For the last two days, I (@samgoeta) was in London for a very stimulating workshop on open data standards hosted by our friends from the Open Data Services Coop. In this blog post, I wanted to share some of my notes of the projects we discussed and some of our reflections on open data standards. The workshop being part of a project with the ODI, its conclusions will be shared to the community. I write this post in French because these projects and their development process got little attention in the French-speaking open data community.

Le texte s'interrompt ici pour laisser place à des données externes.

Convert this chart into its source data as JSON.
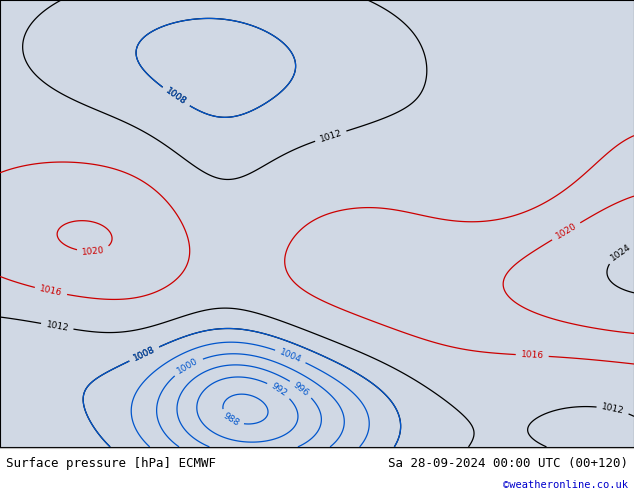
{
  "title_left": "Surface pressure [hPa] ECMWF",
  "title_right": "Sa 28-09-2024 00:00 UTC (00+120)",
  "copyright": "©weatheronline.co.uk",
  "land_color": "#a8d870",
  "ocean_color": "#d0d8e4",
  "footer_bg": "#e8e8e8",
  "footer_text_color": "#000000",
  "copyright_color": "#0000cc",
  "fig_width": 6.34,
  "fig_height": 4.9,
  "dpi": 100,
  "contour_black_color": "#000000",
  "contour_red_color": "#cc0000",
  "contour_blue_color": "#0055cc",
  "label_font_size": 6.5,
  "footer_font_size": 9,
  "lon_min": -105,
  "lon_max": -15,
  "lat_min": -65,
  "lat_max": 20
}
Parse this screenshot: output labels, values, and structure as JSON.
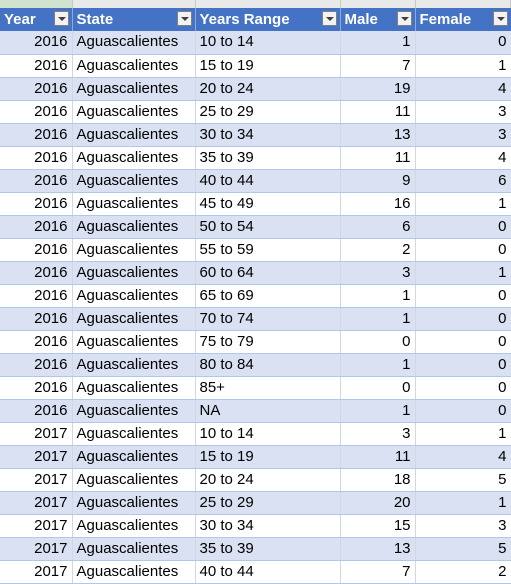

Dans le monde de l’ouverture des données publiques, les standards de données fleurissent dans tous les domaines, le plus connu étant le GTFS (General Transit Feed Specifications) développé au départ par Google et devenu aujourd’hui la norme de facto dans les domaines des transports. Tim Davies, chercheur sur l’open data et co-fondateur de la coopérative Open Data Services, les a présentés au début de la rencontre comme des outils de collaboration massive essentiels pour que les données ouvertes sont utiles et utilisées — notre obsession chez Datactivist. Les promesses de la standardisation des données sont énormes : en produisant des données interopérables, les producteurs de données s’assurent que leurs données peuvent être agrégées dans des bases plus larges où elles seront facilement découvertes par les usagers. La standardisation permet aussi de bénéficier d’une multitude d’outils prêts à l’emploi pour les données respectant les spécifications. Pour les usagers, la standardisation facilite la réutilisation du fait du travail de documentation des données et des possibilités de croisement permis par l’interopérabilité des données.

Les promesses de la standardisation sont bien connues mais que se passe-t-il quand on standardise des données ? Les données sont-elles aussi facilement réutilisées qu’anticipé ? Comment les standards peuvent-ils évoluer pour prendre en compte les retours des usagers ? Dans le cadre d’un meetup dans l’espace de coworking géré par Cotech, le réseau des coopératives du numérique au Royaume-Uni, nous avons étudié comment les standards de données peuvent parvenir à devenir des outils de changement social et exploré les défis posés par la standardisation des données. Pour ce faire, nous avons pu découvrir les histoires de cinq projets de standardisation dans des contextes variés à différents niveaux de maturité.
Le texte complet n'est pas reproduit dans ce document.